Microsoft Introduces Azure AI Content Safety
Microsoft’s Azure AI Content Safety is an AI-powered content moderation platform designed to create safer online experiences. The new service, available through the Azure AI platform, relies on state-of-the-art AI models to detect toxic content across text and images.
Sarah Bird, Microsoft’s responsible AI lead, introduced Azure AI Content Safety at the tech giant’s annual Build conference. Developed from the technology that powers the safety system of the chatbot incorporated into Microsoft’s Copilot, Bing, and its code-generating tool on GitHub, Azure AI Content Safety is as a standalone product. Prices start at $0.75 per 1,000 text records and $1.50 per 1,000 images.
When the tool detects something inappropriate, it will flag it, classify it (sexist, racist, hateful, etc.), assign it a severity score, and notify moderators to take action. In addition to detecting harmful content in AI systems, Azure AI Content Safety can control inappropriate content in online communities, forums, and gaming platforms.
The language models that power Azure AI Content Safety can currently understand text in English, German, French, Spanish, Japanese, Portuguese, Chinese, and Italian.
Azure AI Content Safety is not an entirely new concept among toxicity detection services. Google has Perspective, a similar product that uses machine learning to mitigate toxicity online.
Since ChatGPT’s integration into Microsoft Bing in early February, the AI has had its fair share of tantrums.
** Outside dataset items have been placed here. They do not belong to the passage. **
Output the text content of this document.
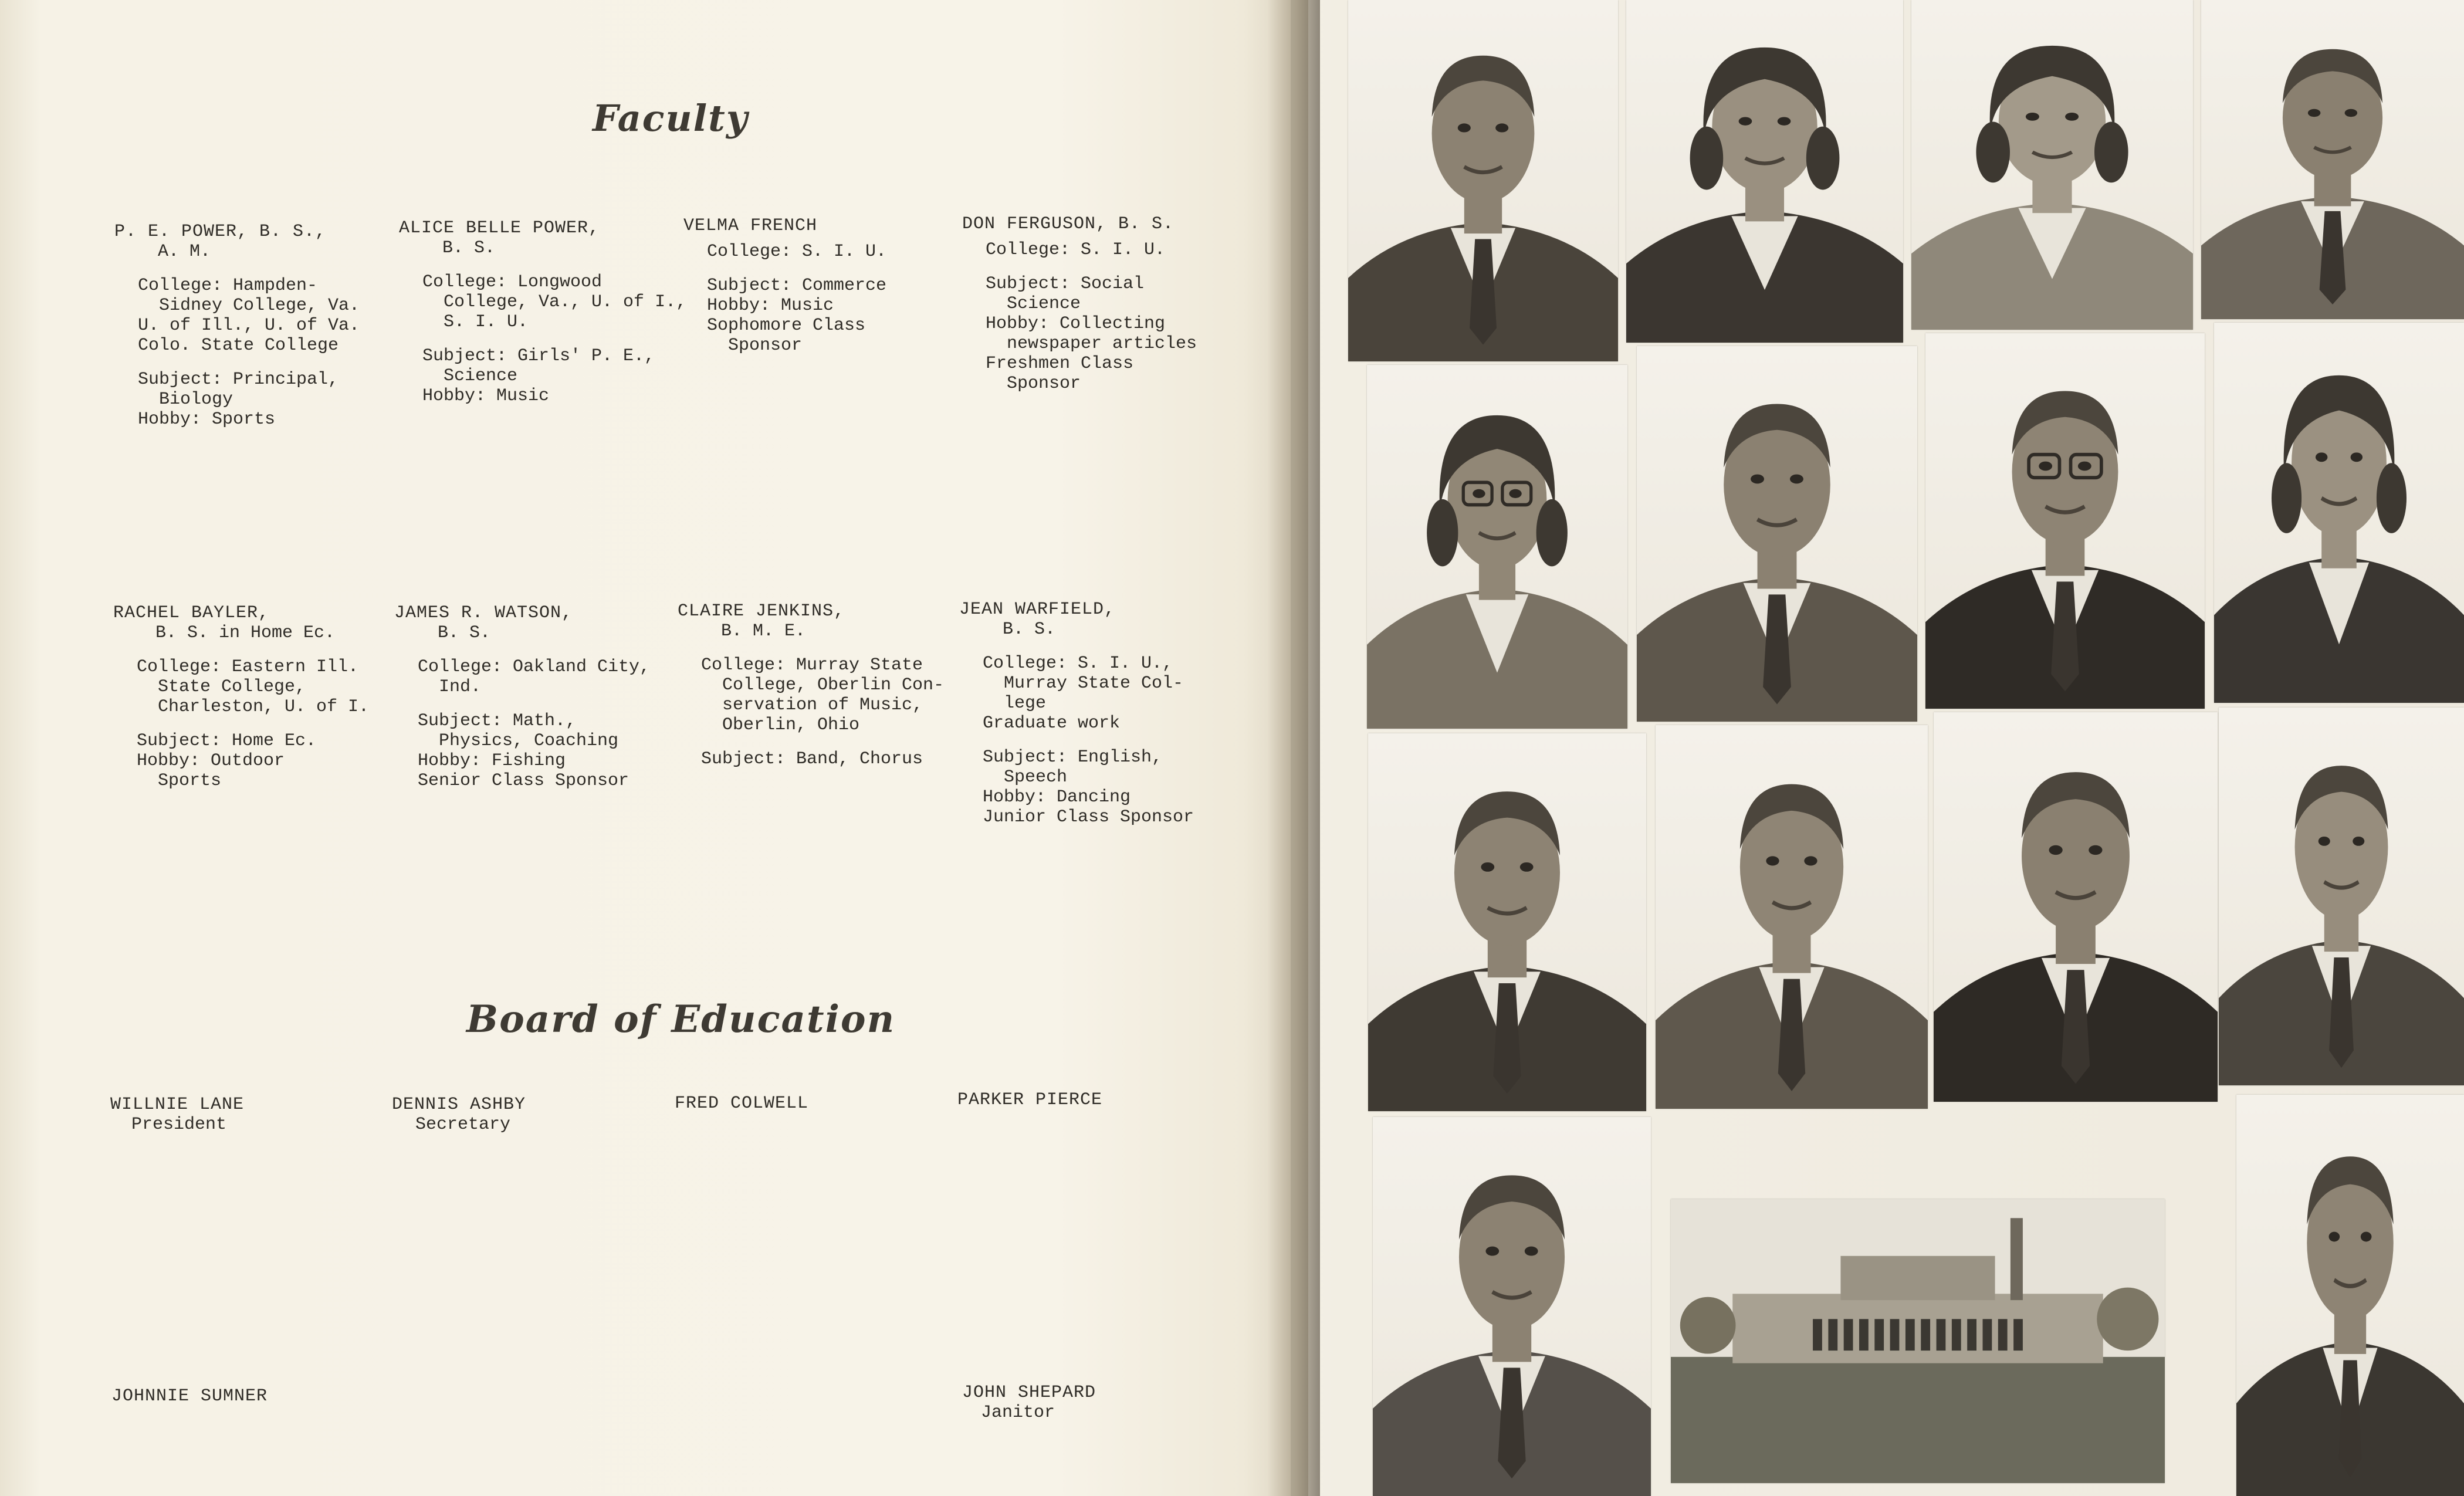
Faculty
P. E. POWER, B. S.,
A. M.
College: Hampden-
Sidney College, Va.
U. of Ill., U. of Va.
Colo. State College
Subject: Principal,
Biology
Hobby: Sports
ALICE BELLE POWER,
B. S.
College: Longwood
College, Va., U. of I.,
S. I. U.
Subject: Girls' P. E.,
Science
Hobby: Music
VELMA FRENCH
College: S. I. U.
Subject: Commerce
Hobby: Music
Sophomore Class
Sponsor
DON FERGUSON, B. S.
College: S. I. U.
Subject: Social
Science
Hobby: Collecting
newspaper articles
Freshmen Class
Sponsor
RACHEL BAYLER,
B. S. in Home Ec.
College: Eastern Ill.
State College,
Charleston, U. of I.
Subject: Home Ec.
Hobby: Outdoor
Sports
JAMES R. WATSON,
B. S.
College: Oakland City,
Ind.
Subject: Math.,
Physics, Coaching
Hobby: Fishing
Senior Class Sponsor
CLAIRE JENKINS,
B. M. E.
College: Murray State
College, Oberlin Con-
servation of Music,
Oberlin, Ohio
Subject: Band, Chorus
JEAN WARFIELD,
B. S.
College: S. I. U.,
Murray State Col-
lege
Graduate work
Subject: English,
Speech
Hobby: Dancing
Junior Class Sponsor
Board of Education
WILLNIE LANE
President
DENNIS ASHBY
Secretary
FRED COLWELL	PARKER PIERCE
JOHNNIE SUMNER	JOHN SHEPARD
Janitor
Users have reported a huge number of cases where Bing generated various forms of inappropriate content. Microsoft has collected massive feedback and, according to the company, improved Azure AI Content Safety to keep toxic content in check.
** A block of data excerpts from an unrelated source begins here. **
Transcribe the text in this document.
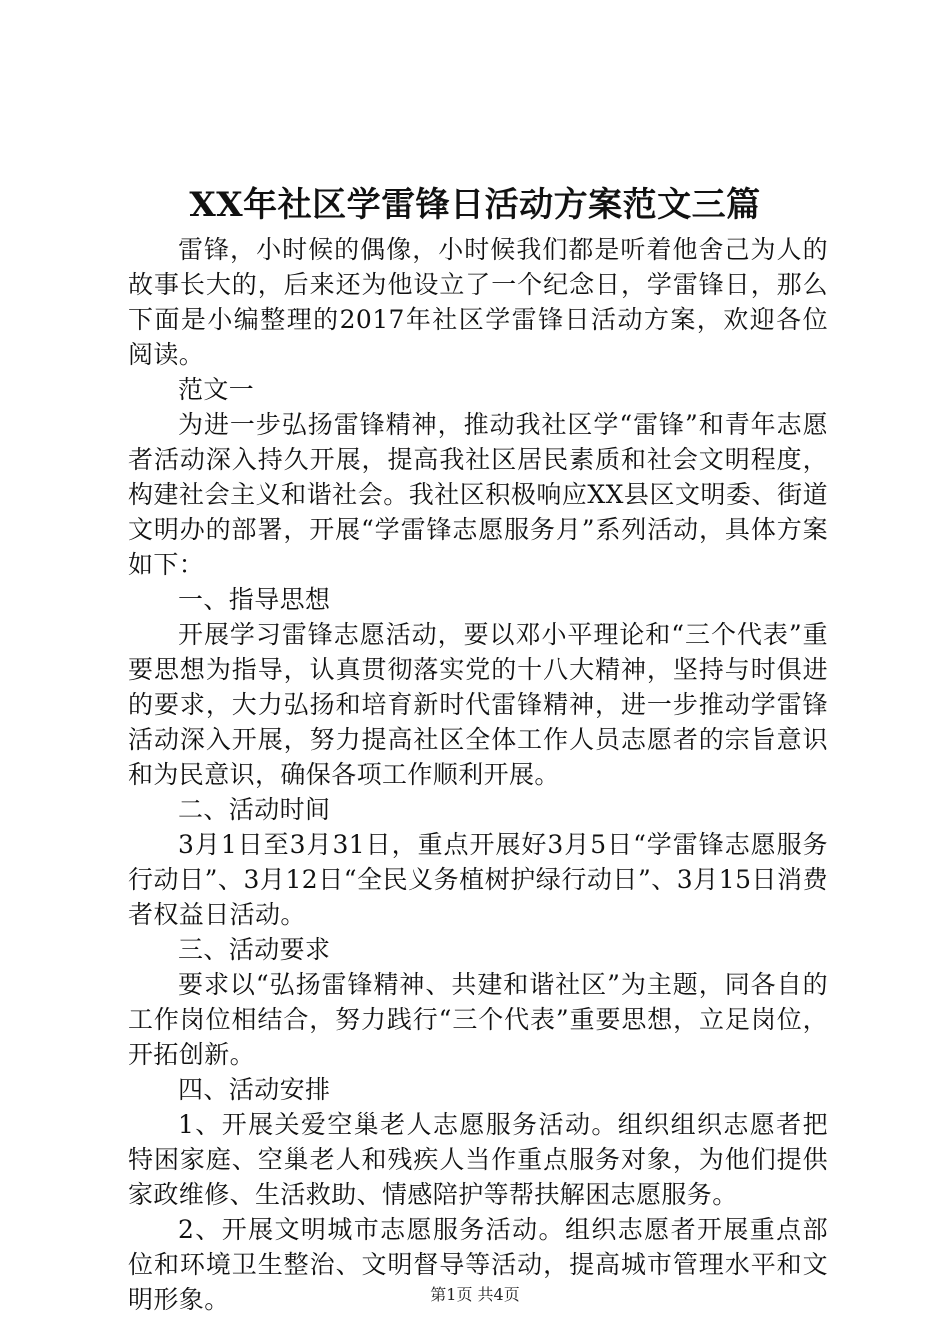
XX年社区学雷锋日活动方案范文三篇

雷锋，小时候的偶像，小时候我们都是听着他舍己为人的故事长大的，后来还为他设立了一个纪念日，学雷锋日，那么下面是小编整理的2017年社区学雷锋日活动方案，欢迎各位阅读。

范文一

为进一步弘扬雷锋精神，推动我社区学“雷锋”和青年志愿者活动深入持久开展，提高我社区居民素质和社会文明程度，构建社会主义和谐社会。我社区积极响应XX县区文明委、街道文明办的部署，开展“学雷锋志愿服务月”系列活动，具体方案如下：

一、指导思想

开展学习雷锋志愿活动，要以邓小平理论和“三个代表”重要思想为指导，认真贯彻落实党的十八大精神，坚持与时俱进的要求，大力弘扬和培育新时代雷锋精神，进一步推动学雷锋活动深入开展，努力提高社区全体工作人员志愿者的宗旨意识和为民意识，确保各项工作顺利开展。

二、活动时间

3月1日至3月31日，重点开展好3月5日“学雷锋志愿服务行动日”、3月12日“全民义务植树护绿行动日”、3月15日消费者权益日活动。

三、活动要求

要求以“弘扬雷锋精神、共建和谐社区”为主题，同各自的工作岗位相结合，努力践行“三个代表”重要思想，立足岗位，开拓创新。

四、活动安排

1、开展关爱空巢老人志愿服务活动。组织组织志愿者把特困家庭、空巢老人和残疾人当作重点服务对象，为他们提供家政维修、生活救助、情感陪护等帮扶解困志愿服务。

2、开展文明城市志愿服务活动。组织志愿者开展重点部位和环境卫生整治、文明督导等活动，提高城市管理水平和文明形象。	第1页 共4页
Still, there’s a fair amount of evidence to be skeptical about AI-powered toxicity detectors. A Penn State study, for instance, has found that AI toxicity detection models are often biased toward specific groups. The study unveiled that content related to people with disabilities can often be perceived as negative or inappropriate by these models. Another study detected a racial bias in Google’s Perspective tool.
These biases often come from the people responsible for creating labels and adding them to the datasets used to train the AI systems. To fight this challenge, Microsoft has teamed up with linguistic and fairness experts and added filters to refine context.